Masih Ingat Sempurna? Orangutan yang Sempat Ditemukan Pingsan Diduga Akibat Asap di Kalbar Kini Mati
- tim tvOne/tim tvOne
Berdasarkan dari hasil nekropsi, hasil pemeriksaan menunjukkan Sempurna mengalami perubahan patologis di beberapa organ, mulai dari paru-paru, jantung, serta ginjal.
Di paru-paru, petugas menemukan kongesti dan atelektasis parsial. Hal ini juga termasuk pada bagian kaudoventral kedua lobus paru-paru.
Mengacu dari riwayat kondisi klinis dan hasil pemeriksaan ini, patologis pada paru-paru yang berubah diduga karena paparan asap tebal.
Asap tebal tersebut berpotensi mengganggu fungsi paru-paru.
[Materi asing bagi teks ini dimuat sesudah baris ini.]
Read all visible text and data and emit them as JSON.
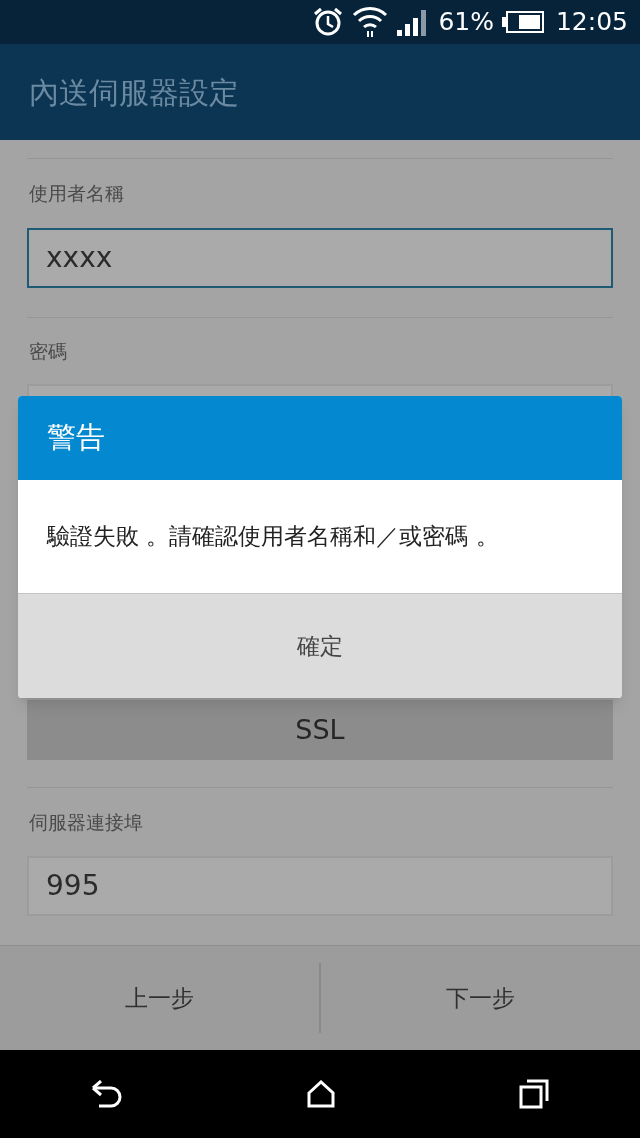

Selain itu, paparan asap juga dapat menyebabkan hipoksia akut atau kondisi kekurangan oksigen dalam tubuh.
Selanjutnya kondisi ini diduga memberikan kontribusi terhadap gangguan fungsi kardiovaskular. Hal tersebut menyebabkan kematian orangutan yang bernama Sempurna itu.
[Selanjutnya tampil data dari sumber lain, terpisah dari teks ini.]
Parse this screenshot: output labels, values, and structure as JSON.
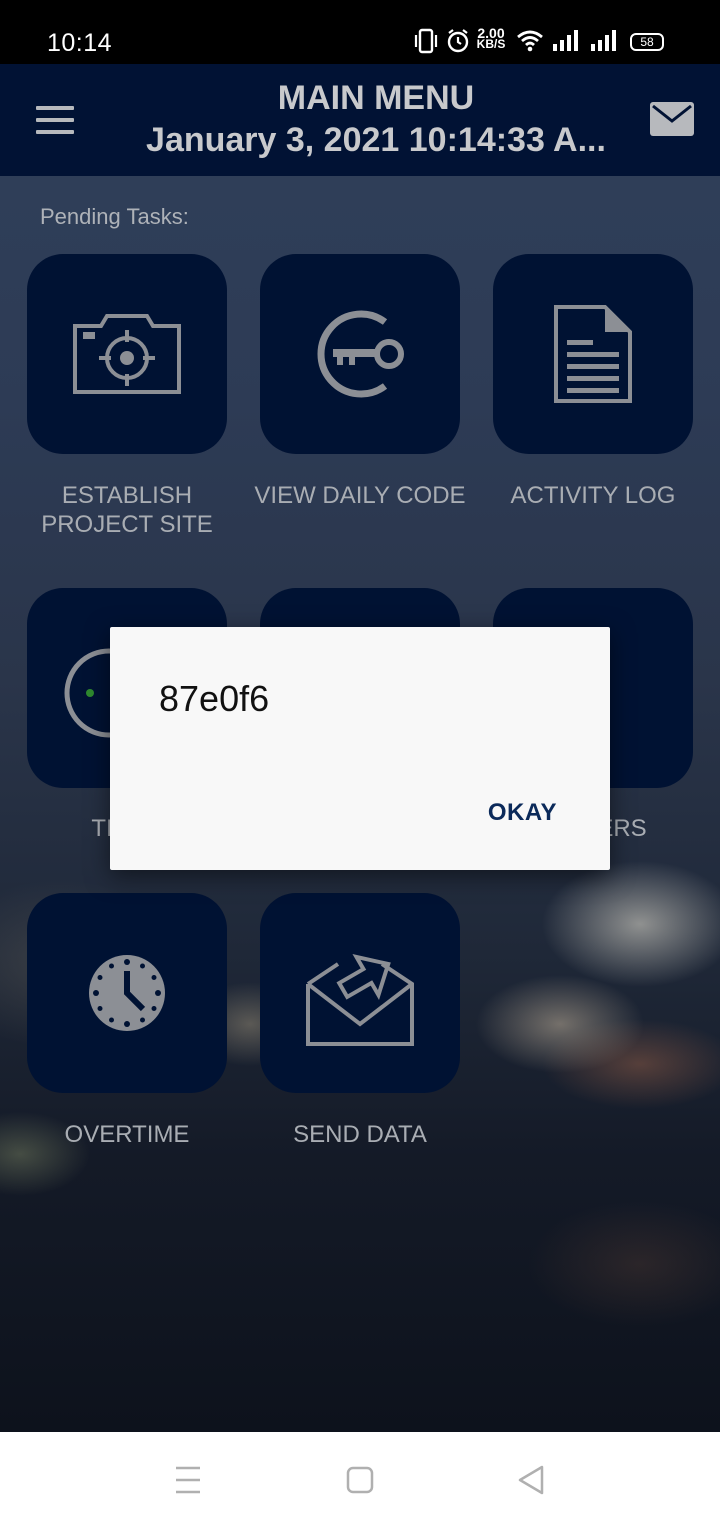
{
  "status_bar": {
    "time": "10:14",
    "net_speed_value": "2.00",
    "net_speed_unit": "KB/S",
    "battery": "58"
  },
  "app_bar": {
    "title": "MAIN MENU",
    "datetime": "January 3, 2021 10:14:33 A..."
  },
  "main": {
    "section_label": "Pending Tasks:",
    "tiles": [
      {
        "label_line1": "ESTABLISH",
        "label_line2": "PROJECT SITE",
        "icon": "camera-icon"
      },
      {
        "label": "VIEW DAILY CODE",
        "icon": "key-icon"
      },
      {
        "label": "ACTIVITY LOG",
        "icon": "document-icon"
      },
      {
        "label": "TI",
        "icon": "timer-icon"
      },
      {
        "label": "",
        "icon": "unknown-icon"
      },
      {
        "label": "ERS",
        "icon": "vehicle-icon"
      },
      {
        "label": "OVERTIME",
        "icon": "clock-icon"
      },
      {
        "label": "SEND DATA",
        "icon": "send-mail-icon"
      }
    ]
  },
  "dialog": {
    "message": "87e0f6",
    "ok_label": "OKAY"
  },
  "colors": {
    "app_bar": "#011234",
    "tile": "#001233",
    "dialog_button": "#0b2a5a"
  }
}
Petugas berupaya melakukan pemeriksaan dan penelusuran untuk mendapatkan gambaran kondisi kesehatan dan faktor kematian satwa itu.
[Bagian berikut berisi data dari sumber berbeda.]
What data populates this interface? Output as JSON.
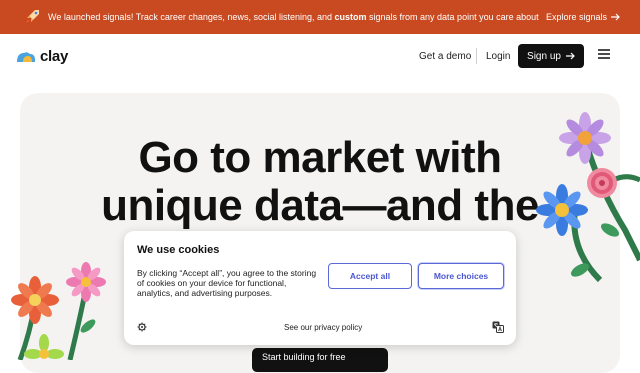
{
  "announcement": {
    "text_before": "We launched signals! Track career changes, news, social listening, and ",
    "text_bold": "custom",
    "text_after": " signals from any data point you care about",
    "link": "Explore signals"
  },
  "nav": {
    "logo_text": "clay",
    "demo": "Get a demo",
    "login": "Login",
    "signup": "Sign up"
  },
  "hero": {
    "headline_line1": "Go to market with",
    "headline_line2": "unique data—and the",
    "cta": "Start building for free"
  },
  "cookie": {
    "title": "We use cookies",
    "body": "By clicking “Accept all”, you agree to the storing of cookies on your device for functional, analytics, and advertising purposes.",
    "accept": "Accept all",
    "more": "More choices",
    "privacy": "See our privacy policy"
  },
  "colors": {
    "announcement_bg": "#c94a21",
    "hero_bg": "#f4f3f1",
    "button_accent": "#5b68d8"
  },
  "icons": [
    "rocket-icon",
    "arrow-right-icon",
    "hamburger-menu-icon",
    "gear-icon",
    "language-icon"
  ]
}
Masyarakat Diminta Lapor Satwa Liar dalam Kondisi Darurat
Murlan mengatakan, BKSDA Kalbar sangat membutuhkan laporan masyarakat. Menurutnya, hal ini penting sebagai upaya penyelamatan satwa liar.
Ia meminta masyarakat minimal melaporkan satwa liar yang sudah dalam kondisi darurat. BKSDA Kalbar dengan senang hati menindaklanjuti satwa yang ditemukan sakit, terluka, atau terdampak karhutla.
Ia yang mewakili BKSDA Kalbar juga memberikan imbauan kepada masyarakat. Bagi yang menemukan satwa liar dalam kondisi sakit, terluka, serta terdampak karhutla sebaiknya jangan melakukan penanganan sendiri.
"Peran masyarakat sangat penting. Kami mengimbau masyarakat untuk segera melaporkan apabila menemukan satwa liar yang membutuhkan pertolongan agar dapat segera ditindaklanjuti oleh petugas," tukasnya.